Zunächst ein Blick 15 Jahre zurück. Die Entwicklung des Alkoholfreien Mixwettbewerbs von Riemerschmid kann man fast als viral bezeichnen. Franz Brandl war Geburtshelfer und begleitete die Erdinger Marke Riemerschmid über viele Jahre. Im Jahr 2000 brachte der erste Bartender den Sieg nach Saarlouis; Robin Weiss. Hamburg konterte 2001, als der junge Enrico Wilhlem zum ersten Mal zuschlug. Darauf folgten zwei Jahre in denen München mit Mauro Mahjoub und Dagmar Hoffmann in Folge gewann. Thorsten Spuhn brachte dann den Pokoal ins moderne Erfurt, Tom Jakschas nach Kölle, bis 2009 sich Wilhelm als Champion zurückmeldete. Er machte den 1. Platz LIMONADE, während der damals noch Jan Schaefer für München mit der 1. Platz COCKTAIL sicherte. Das war dann wohl genug – die Dresdner-Bar-Community wollte dies wahrscheinlich nicht auf sich sitzen lassen und befand, dass es an der Zeit wäre, zwei Wettbewerbe in Folge zu siegen, um endlich ein Zeichen zu setzen. René Förster machte den Anfang, bevor er sich dem braunen Gold verschrieb, und Niko Pavlidis steckte sich dann schließlich den letzten Sieg in die „Taschen“. Nach Dresden überraschte dann der Newcomer Florian Zweng aus Pfronten als 2014 erstmals das Motto „Cooler“ ausgeschrieben wurde.

Gesucht: Der COOLER 2015

Cooler werden eiskalt getrunken und sind durch ihre Spritzigkeit ein idealer Sommerdrink. Sie waren ursprünglich trockene Longdrinks, die mit Soda Wasser oder Ginger Ale aufgefüllt wurden. Dazu kam ein längeres Stück Zitrone- oder Orangenspirale. In der heutigen Zeit haben sich durch das vielfältige Angebot von kohlensäurehaltigen Limonaden viele weitere Rezepturen, vor allem auch ohne Alkohol, etabliert.

Preise:

  1. Platz: 1.000 €
  2. Platz: 750 €
  3. Platz: 500 €

Anmeldung: online auf www.riemerschmid.de

Info-Hotline: Connaisseur Events 0049 (0)69 94338811

Anmeldung:  ab sofort

Einsendeschluss:   30. Juni 2015

Die Aufgabe:   Gesucht wird ein Drink auf der Basis eines alkoholfreien Coolers aus maximal sechs Zutaten. Dabei muss mindestens ein Sirup der nachfolgenden Sorte verwendet werden:

Riemerschmid Bar-Syrups:

  • Schwarzer Holunder
  • Blood Orange
  • Rhabarber
  • Waldmeister
  • Peppermint

Riemerschmid Frucht-Sirupe:

  • Holunderblüte
  • Zitrone- Ingwer -Lemongras
  • Maracuja
  • Limette
  • Granatapfel

Selbst hergestellte Zutaten sind nicht zugelassen. Alle verwendeten Zutaten müssen im Lebensmitteleinzelhandel der jeweiligen Länder erhältlich sein. Es dürfen keine Bitters verwendet werden.

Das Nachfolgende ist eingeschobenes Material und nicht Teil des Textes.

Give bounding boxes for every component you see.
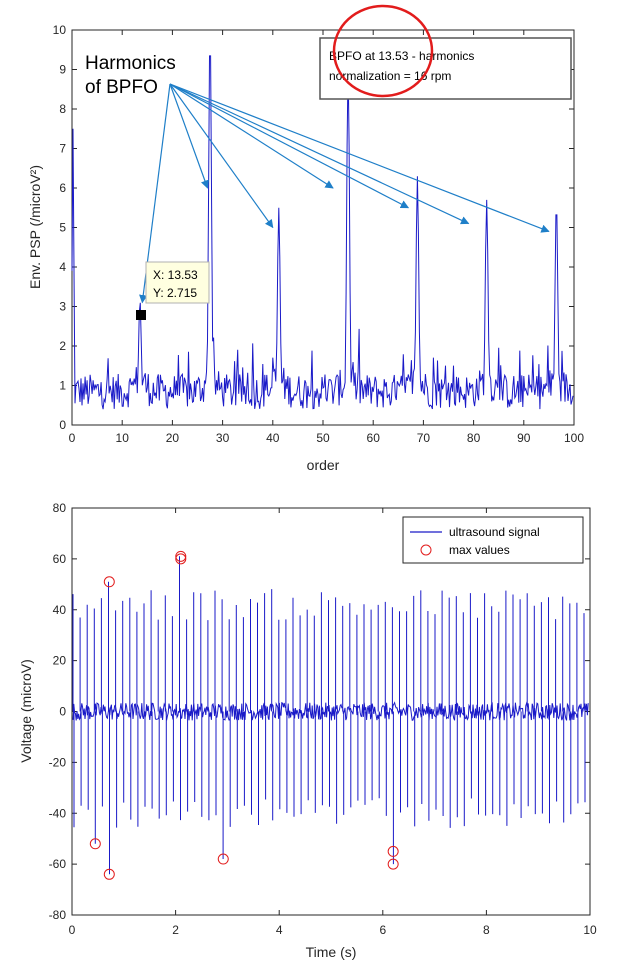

Alle eingesandten Rezepturen werden in einer ersten Ausscheidungsrunde von einer Jury gesichtet und bewertet. Die Einsender der zehn besten Rezepturen qualifizieren sich dann für das Finale, das am 17. August in Düsseldorf stattfindet. Traditionell werden dort im ersten Durchgang die eingereichten Rezepturen von den Teilnehmer gemixt und von einer Jury bewertet. Neben der Praxis wird auch Theorie beim Finale eine Rolle spielen. Nach dem Motto „don‘t drink and drive“ findet außerdem der „Riemerschmid Grand Prix“ auf der Kartbahn in Kaarst statt.

 

Übersicht der Sieger des Riemerschmid Null Promille Cup im Jahresverlauf

Florian Zweng – Pfronten (2013/14)

Niko Pavlidis – Dresden (2012)

René Förster – Dresden (2011)

Jan Schäfer – München (2009 – Kategorie: Cocktail)

Enrico Wilhelm – Hamburg – (2009 – Kategorie: Limonade)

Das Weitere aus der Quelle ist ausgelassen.